Anggapan yang sama biasa membuat penuntut ilmu merasa bosan dan tidak bersemangat ketika berada di Perguruan Tinggi, anggapan sama ini juga dapat membuat orang ikut-ikutan dalam memilih Perguruan Tinggi juga ikut-ikutan dalam memilih jurusan atau prodi, bahkan mereka tidak menganggap penting memilih tempat, nama dan kualitas lembaga pendidikan.
Setiap tahun ajaran baru penulis selalu bertanya kepada mahasiswa semester I, apa cita-cita kamu ? Mahasiswa tersebut sering menjawab tidak sama dengan jurusan yang telah dipilih.
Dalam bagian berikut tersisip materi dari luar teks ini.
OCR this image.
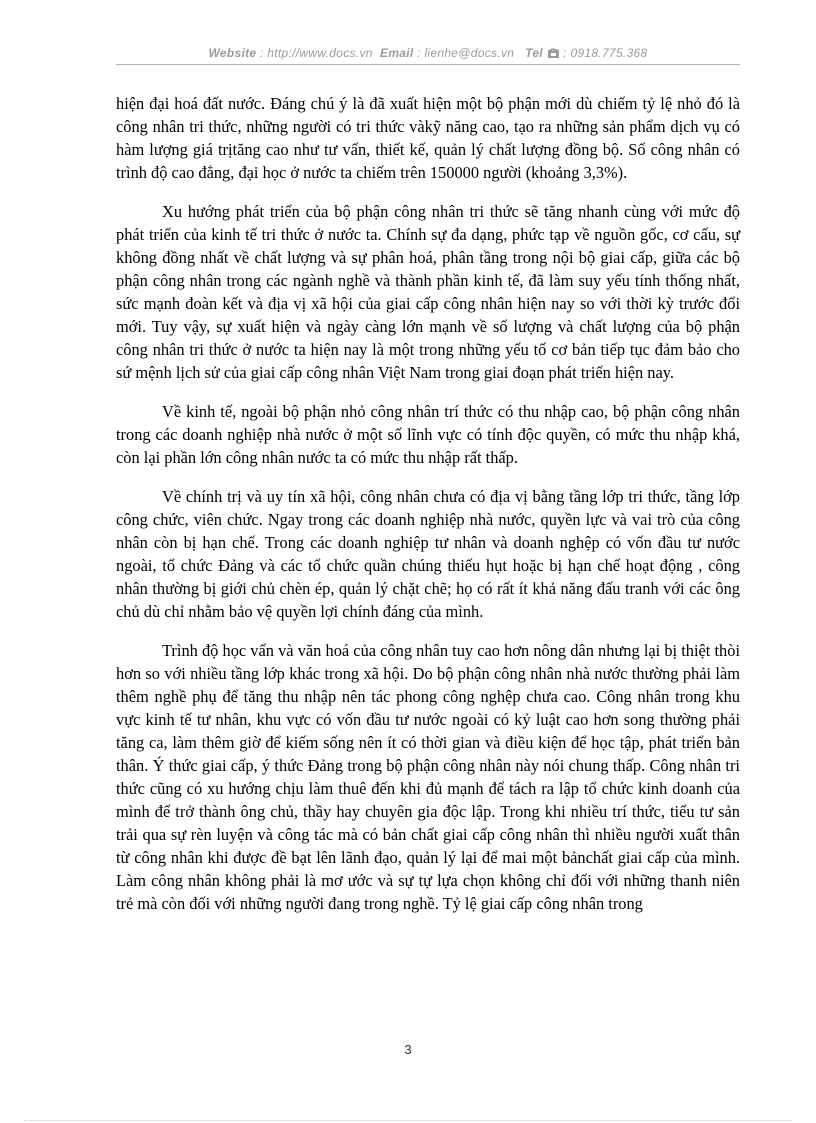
Website : http://www.docs.vn Email : lienhe@docs.vn Tel : 0918.775.368

hiện đại hoá đất nước. Đáng chú ý là đã xuất hiện một bộ phận mới dù chiếm tỷ lệ nhỏ đó là công nhân tri thức, những người có tri thức vàkỹ năng cao, tạo ra những sản phẩm dịch vụ có hàm lượng giá trịtăng cao như tư vấn, thiết kế, quản lý chất lượng đồng bộ. Số công nhân có trình độ cao đẳng, đại học ở nước ta chiếm trên 150000 người (khoảng 3,3%).

Xu hướng phát triển của bộ phận công nhân tri thức sẽ tăng nhanh cùng với mức độ phát triển của kinh tế tri thức ở nước ta. Chính sự đa dạng, phức tạp về nguồn gốc, cơ cấu, sự không đồng nhất về chất lượng và sự phân hoá, phân tầng trong nội bộ giai cấp, giữa các bộ phận công nhân trong các ngành nghề và thành phần kinh tế, đã làm suy yếu tính thống nhất, sức mạnh đoàn kết và địa vị xã hội của giai cấp công nhân hiện nay so với thời kỳ trước đổi mới. Tuy vậy, sự xuất hiện và ngày càng lớn mạnh về số lượng và chất lượng của bộ phận công nhân tri thức ở nước ta hiện nay là một trong những yếu tố cơ bản tiếp tục đảm bảo cho sứ mệnh lịch sử của giai cấp công nhân Việt Nam trong giai đoạn phát triển hiện nay.

Về kinh tế, ngoài bộ phận nhỏ công nhân trí thức có thu nhập cao, bộ phận công nhân trong các doanh nghiệp nhà nước ở một số lĩnh vực có tính độc quyền, có mức thu nhập khá, còn lại phần lớn công nhân nước ta có mức thu nhập rất thấp.

Về chính trị và uy tín xã hội, công nhân chưa có địa vị bằng tầng lớp tri thức, tầng lớp công chức, viên chức. Ngay trong các doanh nghiệp nhà nước, quyền lực và vai trò của công nhân còn bị hạn chế. Trong các doanh nghiệp tư nhân và doanh nghệp có vốn đầu tư nước ngoài, tổ chức Đảng và các tổ chức quần chúng thiếu hụt hoặc bị hạn chế hoạt động , công nhân thường bị giới chủ chèn ép, quản lý chặt chẽ; họ có rất ít khả năng đấu tranh với các ông chủ dù chỉ nhằm bảo vệ quyền lợi chính đáng của mình.

Trình độ học vấn và văn hoá của công nhân tuy cao hơn nông dân nhưng lại bị thiệt thòi hơn so với nhiều tầng lớp khác trong xã hội. Do bộ phận công nhân nhà nước thường phải làm thêm nghề phụ để tăng thu nhập nên tác phong công nghệp chưa cao. Công nhân trong khu vực kinh tế tư nhân, khu vực có vốn đầu tư nước ngoài có kỷ luật cao hơn song thường phải tăng ca, làm thêm giờ để kiếm sống nên ít có thời gian và điều kiện để học tập, phát triển bản thân. Ý thức giai cấp, ý thức Đảng trong bộ phận công nhân này nói chung thấp. Công nhân tri thức cũng có xu hướng chịu làm thuê đến khi đủ mạnh để tách ra lập tổ chức kinh doanh của mình để trở thành ông chủ, thầy hay chuyên gia độc lập. Trong khi nhiều trí thức, tiểu tư sản trải qua sự rèn luyện và công tác mà có bản chất giai cấp công nhân thì nhiều người xuất thân từ công nhân khi được đề bạt lên lãnh đạo, quản lý lại để mai một bảnchất giai cấp của mình. Làm công nhân không phải là mơ ước và sự tự lựa chọn không chỉ đối với những thanh niên trẻ mà còn đối với những người đang trong nghề. Tỷ lệ giai cấp công nhân trong

3
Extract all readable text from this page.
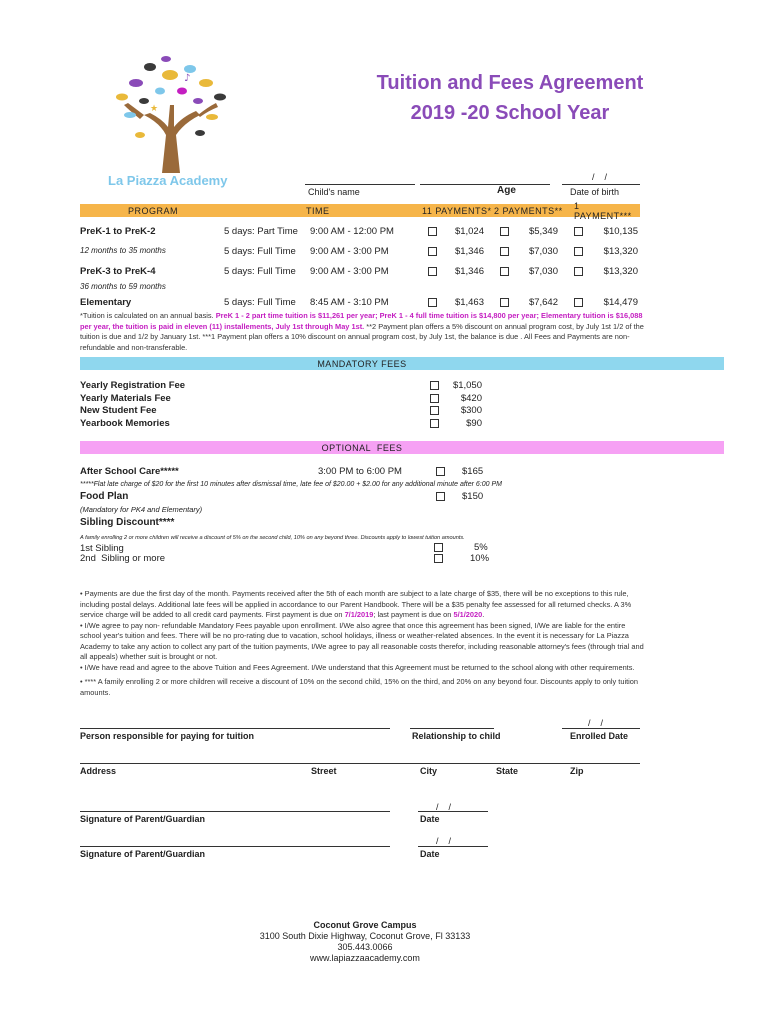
♪
★
La Piazza Academy
Tuition and Fees Agreement
2019 -20 School Year
Child's name	Age
/    /
Date of birth
PROGRAM	TIME	11 PAYMENTS* 2 PAYMENTS** 1 PAYMENT***
PreK-1 to PreK-2	5 days: Part Time 9:00 AM - 12:00 PM	$1,024	$5,349	$10,135
12 months to 35 months	5 days: Full Time 9:00 AM - 3:00 PM	$1,346	$7,030	$13,320
PreK-3 to PreK-4	5 days: Full Time 9:00 AM - 3:00 PM	$1,346	$7,030	$13,320
36 months to 59 months
Elementary	5 days: Full Time 8:45 AM - 3:10 PM	$1,463	$7,642	$14,479
*Tuition is calculated on an annual basis. PreK 1 - 2 part time tuition is $11,261 per year; PreK 1 - 4 full time tuition is $14,800 per year; Elementary tuition is $16,088 per year, the tuition is paid in eleven (11) installements, July 1st through May 1st. **2 Payment plan offers a 5% discount on annual program cost, by July 1st 1/2 of the tuition is due and 1/2 by January 1st. ***1 Payment plan offers a 10% discount on annual program cost, by July 1st, the balance is due . All Fees and Payments are non-refundable and non-transferable.
MANDATORY FEES
Yearly Registration Fee	$1,050
Yearly Materials Fee	$420
New Student Fee	$300
Yearbook Memories	$90
OPTIONAL  FEES
After School Care*****	3:00 PM to 6:00 PM	$165
*****Flat late charge of $20 for the first 10 minutes after dismissal time, late fee of $20.00 + $2.00 for any additional minute after 6:00 PM
Food Plan	$150
(Mandatory for PK4 and Elementary)
Sibling Discount****
A family enrolling 2 or more children will receive a discount of 5% on the second child, 10% on any beyond three. Discounts apply to lowest tuition amounts.
1st Sibling	5%
2nd  Sibling or more	10%
• Payments are due the first day of the month. Payments received after the 5th of each month are subject to a late charge of $35, there will be no exceptions to this rule, including postal delays. Additional late fees will be applied in accordance to our Parent Handbook. There will be a $35 penalty fee assessed for all returned checks. A 3% service charge will be added to all credit card payments. First payment is due on 7/1/2019; last payment is due on 5/1/2020.
• I/We agree to pay non- refundable Mandatory Fees payable upon enrollment. I/We also agree that once this agreement has been signed, I/We are liable for the entire school year's tuition and fees. There will be no pro-rating due to vacation, school holidays, illness or weather-related absences. In the event it is necessary for La Piazza Academy to take any action to collect any part of the tuition payments, I/We agree to pay all reasonable costs therefor, including reasonable attorney's fees (through trial and all appeals) whether suit is brought or not.
• I/We have read and agree to the above Tuition and Fees Agreement. I/We understand that this Agreement must be returned to the school along with other requirements.
• **** A family enrolling 2 or more children will receive a discount of 10% on the second child, 15% on the third, and 20% on any beyond four. Discounts apply to only tuition amounts.
Person responsible for paying for tuition	Relationship to child
/    /
Enrolled Date
Address	Street	City	State	Zip
Signature of Parent/Guardian
/    /
Date
Signature of Parent/Guardian
/    /
Date
Coconut Grove Campus
3100 South Dixie Highway, Coconut Grove, Fl 33133
305.443.0066
www.lapiazzaacademy.com
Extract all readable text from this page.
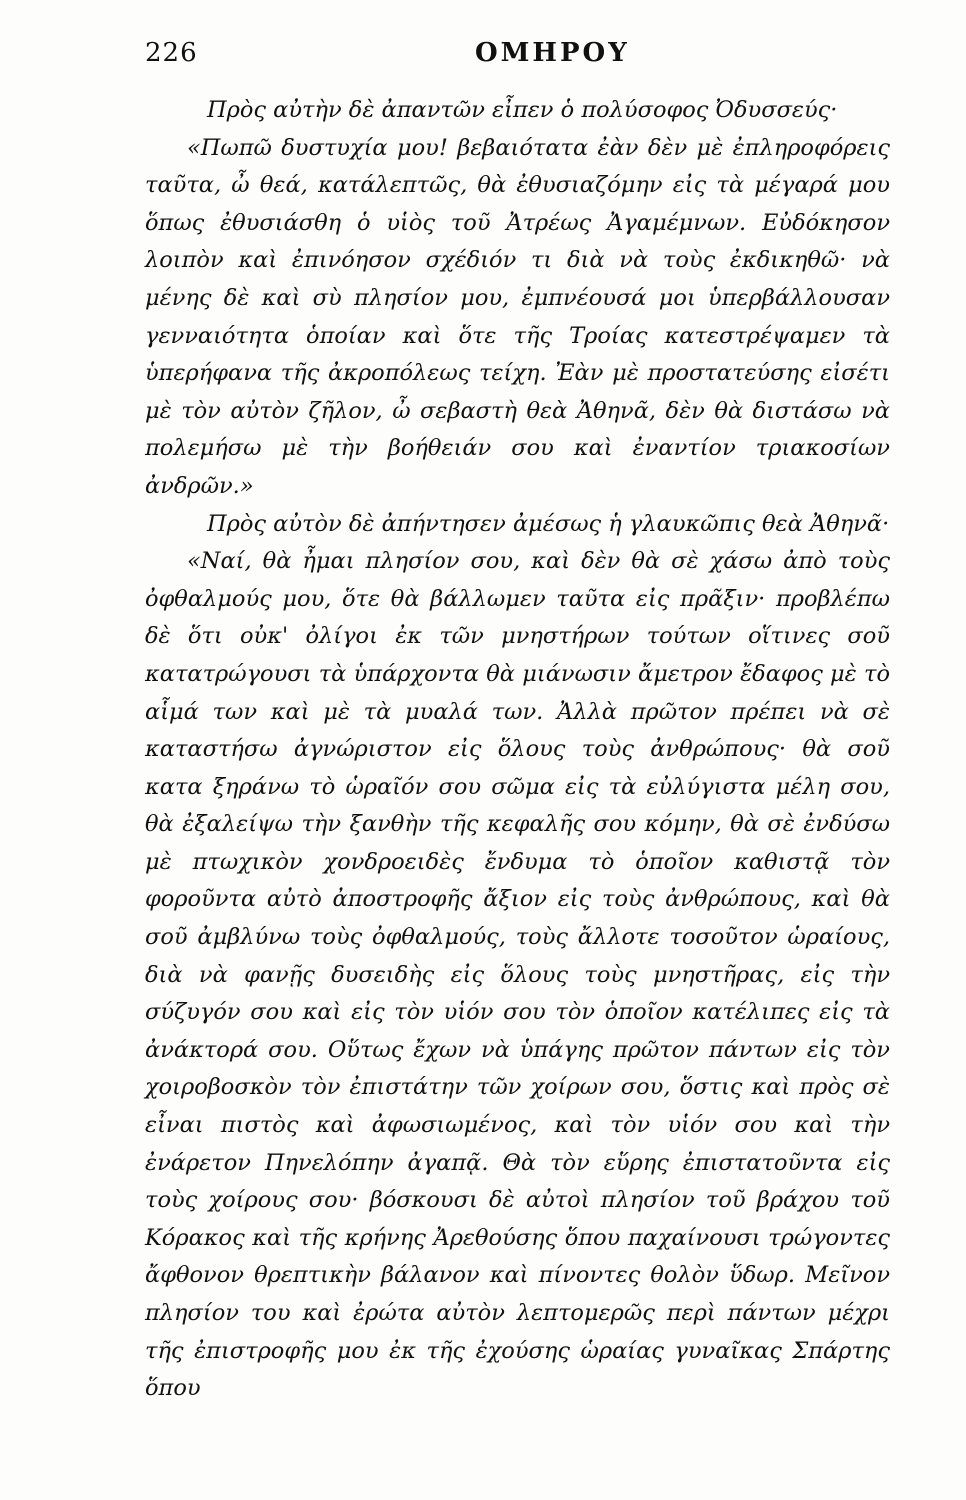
226	ΟΜΗΡΟΥ

Πρὸς αὐτὴν δὲ ἀπαντῶν εἶπεν ὁ πολύσοφος Ὀδυσσεύς·

«Πωπῶ δυστυχία μου! βεβαιότατα ἐὰν δὲν μὲ ἐπληροφόρεις ταῦτα, ὦ θεά, κατάλεπτῶς, θὰ ἐθυσιαζόμην εἰς τὰ μέγαρά μου ὅπως ἐθυσιάσθη ὁ υἱὸς τοῦ Ἀτρέως Ἀγαμέμνων. Εὐδόκησον λοιπὸν καὶ ἐπινόησον σχέδιόν τι διὰ νὰ τοὺς ἐκδικηθῶ· νὰ μένης δὲ καὶ σὺ πλησίον μου, ἐμπνέουσά μοι ὑπερβάλλουσαν γενναιότητα ὁποίαν καὶ ὅτε τῆς Τροίας κατεστρέψαμεν τὰ ὑπερήφανα τῆς ἀκροπόλεως τείχη. Ἐὰν μὲ προστατεύσης εἰσέτι μὲ τὸν αὐτὸν ζῆλον, ὦ σεβαστὴ θεὰ Ἀθηνᾶ, δὲν θὰ διστάσω νὰ πολεμήσω μὲ τὴν βοήθειάν σου καὶ ἐναντίον τριακοσίων ἀνδρῶν.»

Πρὸς αὐτὸν δὲ ἀπήντησεν ἀμέσως ἡ γλαυκῶπις θεὰ Ἀθηνᾶ·

«Ναί, θὰ ἦμαι πλησίον σου, καὶ δὲν θὰ σὲ χάσω ἀπὸ τοὺς ὀφθαλμούς μου, ὅτε θὰ βάλλωμεν ταῦτα εἰς πρᾶξιν· προβλέπω δὲ ὅτι οὐκ' ὀλίγοι ἐκ τῶν μνηστήρων τούτων οἵτινες σοῦ κατατρώγουσι τὰ ὑπάρχοντα θὰ μιάνωσιν ἄμετρον ἔδαφος μὲ τὸ αἷμά των καὶ μὲ τὰ μυαλά των. Ἀλλὰ πρῶτον πρέπει νὰ σὲ καταστήσω ἀγνώριστον εἰς ὅλους τοὺς ἀνθρώπους· θὰ σοῦ κατα ξηράνω τὸ ὡραῖόν σου σῶμα εἰς τὰ εὐλύγιστα μέλη σου, θὰ ἐξαλείψω τὴν ξανθὴν τῆς κεφαλῆς σου κόμην, θὰ σὲ ἐνδύσω μὲ πτωχικὸν χονδροειδὲς ἔνδυμα τὸ ὁποῖον καθιστᾷ τὸν φοροῦντα αὐτὸ ἀποστροφῆς ἄξιον εἰς τοὺς ἀνθρώπους, καὶ θὰ σοῦ ἀμβλύνω τοὺς ὀφθαλμούς, τοὺς ἄλλοτε τοσοῦτον ὡραίους, διὰ νὰ φανῇς δυσειδὴς εἰς ὅλους τοὺς μνηστῆρας, εἰς τὴν σύζυγόν σου καὶ εἰς τὸν υἱόν σου τὸν ὁποῖον κατέλιπες εἰς τὰ ἀνάκτορά σου. Οὕτως ἔχων νὰ ὑπάγης πρῶτον πάντων εἰς τὸν χοιροβοσκὸν τὸν ἐπιστάτην τῶν χοίρων σου, ὅστις καὶ πρὸς σὲ εἶναι πιστὸς καὶ ἀφωσιωμένος, καὶ τὸν υἱόν σου καὶ τὴν ἐνάρετον Πηνελόπην ἀγαπᾷ. Θὰ τὸν εὕρης ἐπιστατοῦντα εἰς τοὺς χοίρους σου· βόσκουσι δὲ αὐτοὶ πλησίον τοῦ βράχου τοῦ Κόρακος καὶ τῆς κρήνης Ἀρεθούσης ὅπου παχαίνουσι τρώγοντες ἄφθονον θρεπτικὴν βάλανον καὶ πίνοντες θολὸν ὕδωρ. Μεῖνον πλησίον του καὶ ἐρώτα αὐτὸν λεπτομερῶς περὶ πάντων μέχρι τῆς ἐπιστροφῆς μου ἐκ τῆς ἐχούσης ὡραίας γυναῖκας Σπάρτης ὅπου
Umpamanya untuk mahasiswa Prodi Gizi bila ditanyakan pertanyaan tersenut sebagian mereka menjawab ingin menjadi dokter, bukan ahli gizi, untuk mahasiswa syari’ah bila ditanyakan pertanyaan tersebut mereka sering menjawabnya bercita-cita ingin menjadi guru. Jawaban seperti ini menunjukkan bahwa mereka sebenarnya tidak tau apa yang sedang mereka kerjakan, mereka tidak tau apa tujuan dari pendidikan yang mereka masuki atau mereka masih menganggap bahwa pendidikan yang sedang mereka lalu belum menunjukkan apa yang mereka cita-citakan.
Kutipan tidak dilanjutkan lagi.